Dana Boyd, chercheuse américaine, a étudié la façon dont les jeunes consomment les réseaux sociaux. Ils y vont non seulement car ce sont des lieux où ils peuvent se retrouver à l'écart de tout encadrement adulte, mais aussi où ils font l'apprentissage de leurs relations avec leurs pairs en bénéficiant des avantages offerts par la technologie. Les deux principaux avantages offerts par la technologie sont de ne pas avoir le contrôle de leur corps, source d'angoisse à l'adolescence, et de bénéficier d'une temporalité plus longue pour réfléchir à leurs interventions que dans un face à face. Aujourd'hui, la complexité des cultures générationnelles conduit à des évolutions dans les comportements, les valeurs et les attentes des jeunes, qui dépendent d'autres choses que de leur volonté de ne pas être associés aux classes inférieures.

Des milieux sociaux moins homogènes et des individus dits pluriels : L'importance des mutations structurelles de la société française depuis les années 80, à savoir le progrès de la scolarisation, le développement du chômage, la précarisation de l'emploi, la diversification des situations familiales, ont favorisé la multiplicité des itinéraires et des positions sociales à l'intérieur d'un même groupe social. Aujourd'hui, les itinéraires professionnels et familiaux sont plus riches d'opportunités qui peuvent détourner de ce que Bourdieu appelle la trajectoire sociale la plus probable, ou favoriser dans le domaine culturel des comportements atypiques par rapport à ceux de son groupe d'appartenance.

JC Kauffman renie le concept d'habitus par celui d'habitude lequel remplace le processus de déterminisme par celui de choix et de sélection. Dans le concept d'habitude, les individus opèrent des choix et peuvent prendre de la distance par rapport aux rôles appris. Selon Kauffman, la socialisation est un processus complexe qui oscille entre contraintes imposées de l'extérieur et initiatives individuelles.

Selon Lahire, chaque individu vit plusieurs vies, circule dans différents contextes et finalement au cours de son parcours biographique, établit des schémas d'action incorporée, c'est-à-dire des manières de penser et d'agir qu'il range dans des répertoires de rôles et qu'il ressort en fonction des contextes. Du coup le contexte a des effets inhibiteurs d'habitus. Les individus subissent des influences multiples dans l'élaboration des univers culturels.

Cela contribue à l'hétérogénéité croissante des situations qui induit une forte diversification du rapport à la culture. La diversification des conditions de production et de diffusion de la culture :

Elargissement de l'offre institutionnelle : éducation des jeunes à la culture par l'Etat. Il y a une diversification et une spectacularisation de la politique culturelle hors des murs. Ici, il y a une volonté de la part des pouvoirs publics de décloisonner les gens, c'est-à-dire de mélanger la mode, le design et la publicité. On parle de métissage culturel. Il y a mise en place de manifestations à fort impact médiatique.

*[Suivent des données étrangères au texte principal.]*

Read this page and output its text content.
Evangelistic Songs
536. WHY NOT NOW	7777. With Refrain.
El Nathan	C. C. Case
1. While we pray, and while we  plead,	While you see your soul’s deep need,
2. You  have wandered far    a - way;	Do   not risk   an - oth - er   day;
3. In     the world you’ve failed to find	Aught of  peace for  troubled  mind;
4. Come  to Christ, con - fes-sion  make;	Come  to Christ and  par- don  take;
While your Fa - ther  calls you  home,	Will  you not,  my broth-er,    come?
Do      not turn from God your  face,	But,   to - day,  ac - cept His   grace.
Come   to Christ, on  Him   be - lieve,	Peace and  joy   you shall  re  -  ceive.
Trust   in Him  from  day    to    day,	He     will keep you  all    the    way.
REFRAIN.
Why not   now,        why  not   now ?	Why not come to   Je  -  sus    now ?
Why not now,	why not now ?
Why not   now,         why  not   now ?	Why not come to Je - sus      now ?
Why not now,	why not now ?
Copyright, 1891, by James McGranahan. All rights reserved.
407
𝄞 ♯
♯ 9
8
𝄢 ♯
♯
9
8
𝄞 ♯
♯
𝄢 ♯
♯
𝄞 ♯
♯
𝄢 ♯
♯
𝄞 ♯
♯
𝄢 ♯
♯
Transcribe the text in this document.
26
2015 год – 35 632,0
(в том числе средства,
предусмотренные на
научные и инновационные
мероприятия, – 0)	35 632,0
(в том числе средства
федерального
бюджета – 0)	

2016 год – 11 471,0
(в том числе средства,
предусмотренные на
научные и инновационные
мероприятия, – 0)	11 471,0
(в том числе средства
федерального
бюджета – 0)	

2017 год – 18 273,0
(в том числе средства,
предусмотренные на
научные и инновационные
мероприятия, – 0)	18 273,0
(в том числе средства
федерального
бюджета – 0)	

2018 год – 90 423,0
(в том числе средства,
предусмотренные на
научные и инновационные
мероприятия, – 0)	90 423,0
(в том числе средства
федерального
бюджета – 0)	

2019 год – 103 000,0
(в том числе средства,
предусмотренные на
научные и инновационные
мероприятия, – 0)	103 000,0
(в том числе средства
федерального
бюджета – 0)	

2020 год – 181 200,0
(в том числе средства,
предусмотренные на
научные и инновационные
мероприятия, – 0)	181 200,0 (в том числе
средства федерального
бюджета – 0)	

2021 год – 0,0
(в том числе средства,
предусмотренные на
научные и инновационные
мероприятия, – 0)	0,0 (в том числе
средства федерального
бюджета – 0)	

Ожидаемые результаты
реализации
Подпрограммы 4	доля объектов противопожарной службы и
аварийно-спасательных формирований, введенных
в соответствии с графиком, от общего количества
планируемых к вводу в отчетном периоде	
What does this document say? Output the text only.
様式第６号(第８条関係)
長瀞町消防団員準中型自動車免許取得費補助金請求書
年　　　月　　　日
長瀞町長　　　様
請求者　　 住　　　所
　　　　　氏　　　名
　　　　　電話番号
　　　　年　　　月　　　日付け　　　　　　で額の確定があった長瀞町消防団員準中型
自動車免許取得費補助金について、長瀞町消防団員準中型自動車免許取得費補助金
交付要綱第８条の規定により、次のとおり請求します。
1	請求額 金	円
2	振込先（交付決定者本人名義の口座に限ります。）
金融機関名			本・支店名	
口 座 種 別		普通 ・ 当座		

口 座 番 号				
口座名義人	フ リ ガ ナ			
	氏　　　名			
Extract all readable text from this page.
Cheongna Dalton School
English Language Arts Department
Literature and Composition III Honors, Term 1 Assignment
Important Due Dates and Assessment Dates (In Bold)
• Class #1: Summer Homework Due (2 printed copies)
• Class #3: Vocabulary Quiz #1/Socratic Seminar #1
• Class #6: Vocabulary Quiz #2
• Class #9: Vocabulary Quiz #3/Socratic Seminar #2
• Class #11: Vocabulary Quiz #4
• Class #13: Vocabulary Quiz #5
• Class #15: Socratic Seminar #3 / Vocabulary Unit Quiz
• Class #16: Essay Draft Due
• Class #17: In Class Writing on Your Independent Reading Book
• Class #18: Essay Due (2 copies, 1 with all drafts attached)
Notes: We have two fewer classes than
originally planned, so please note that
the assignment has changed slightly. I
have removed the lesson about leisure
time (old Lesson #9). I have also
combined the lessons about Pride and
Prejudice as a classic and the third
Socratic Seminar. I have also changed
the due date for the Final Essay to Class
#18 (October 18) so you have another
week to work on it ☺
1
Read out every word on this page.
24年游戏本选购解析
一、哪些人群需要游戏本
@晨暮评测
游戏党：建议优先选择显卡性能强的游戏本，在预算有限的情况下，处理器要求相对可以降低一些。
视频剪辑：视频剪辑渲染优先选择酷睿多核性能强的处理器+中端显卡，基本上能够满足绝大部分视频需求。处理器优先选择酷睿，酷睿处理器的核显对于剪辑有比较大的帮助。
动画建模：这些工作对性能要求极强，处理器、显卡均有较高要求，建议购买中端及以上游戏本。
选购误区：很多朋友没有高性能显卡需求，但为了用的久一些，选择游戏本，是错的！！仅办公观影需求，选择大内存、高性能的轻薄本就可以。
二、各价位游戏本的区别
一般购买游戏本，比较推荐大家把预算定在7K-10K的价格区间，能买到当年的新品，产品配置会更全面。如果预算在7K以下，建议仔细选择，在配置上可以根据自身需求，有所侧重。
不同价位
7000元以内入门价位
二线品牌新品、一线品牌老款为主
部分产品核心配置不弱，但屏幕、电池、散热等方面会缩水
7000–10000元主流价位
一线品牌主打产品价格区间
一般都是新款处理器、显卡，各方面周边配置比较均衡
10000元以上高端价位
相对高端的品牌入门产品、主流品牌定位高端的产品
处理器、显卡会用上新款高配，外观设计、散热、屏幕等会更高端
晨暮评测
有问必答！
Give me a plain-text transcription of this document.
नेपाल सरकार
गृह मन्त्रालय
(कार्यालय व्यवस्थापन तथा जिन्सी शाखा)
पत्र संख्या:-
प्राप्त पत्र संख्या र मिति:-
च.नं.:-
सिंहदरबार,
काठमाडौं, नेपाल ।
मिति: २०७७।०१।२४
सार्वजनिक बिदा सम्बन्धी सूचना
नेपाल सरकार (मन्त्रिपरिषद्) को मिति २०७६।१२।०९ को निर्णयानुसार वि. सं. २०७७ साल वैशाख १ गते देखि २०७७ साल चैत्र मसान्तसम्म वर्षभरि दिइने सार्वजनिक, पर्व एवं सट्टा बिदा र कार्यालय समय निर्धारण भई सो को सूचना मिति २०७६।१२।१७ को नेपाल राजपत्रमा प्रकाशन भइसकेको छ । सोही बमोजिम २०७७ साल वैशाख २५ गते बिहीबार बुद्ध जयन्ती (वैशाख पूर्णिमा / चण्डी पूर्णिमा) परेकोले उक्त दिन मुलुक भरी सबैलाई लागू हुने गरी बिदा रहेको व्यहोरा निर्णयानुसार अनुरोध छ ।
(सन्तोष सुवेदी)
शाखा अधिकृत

Exemple : fête du cinéma, de la musique, journées du patrimoine

→ Caractère moins solitaire de la politique culturelle.

Montée en puissance des nouvelles technologies : avec internet, les enfants sont devenus eux-mêmes les prescripteurs dans le domaine musical à la place des enseignants, des parents ou des institutions culturelles. Avec le fait de devenir numérique, la musique a gagné en accessibilité. On assiste à de nouvelles formes de mélomanies.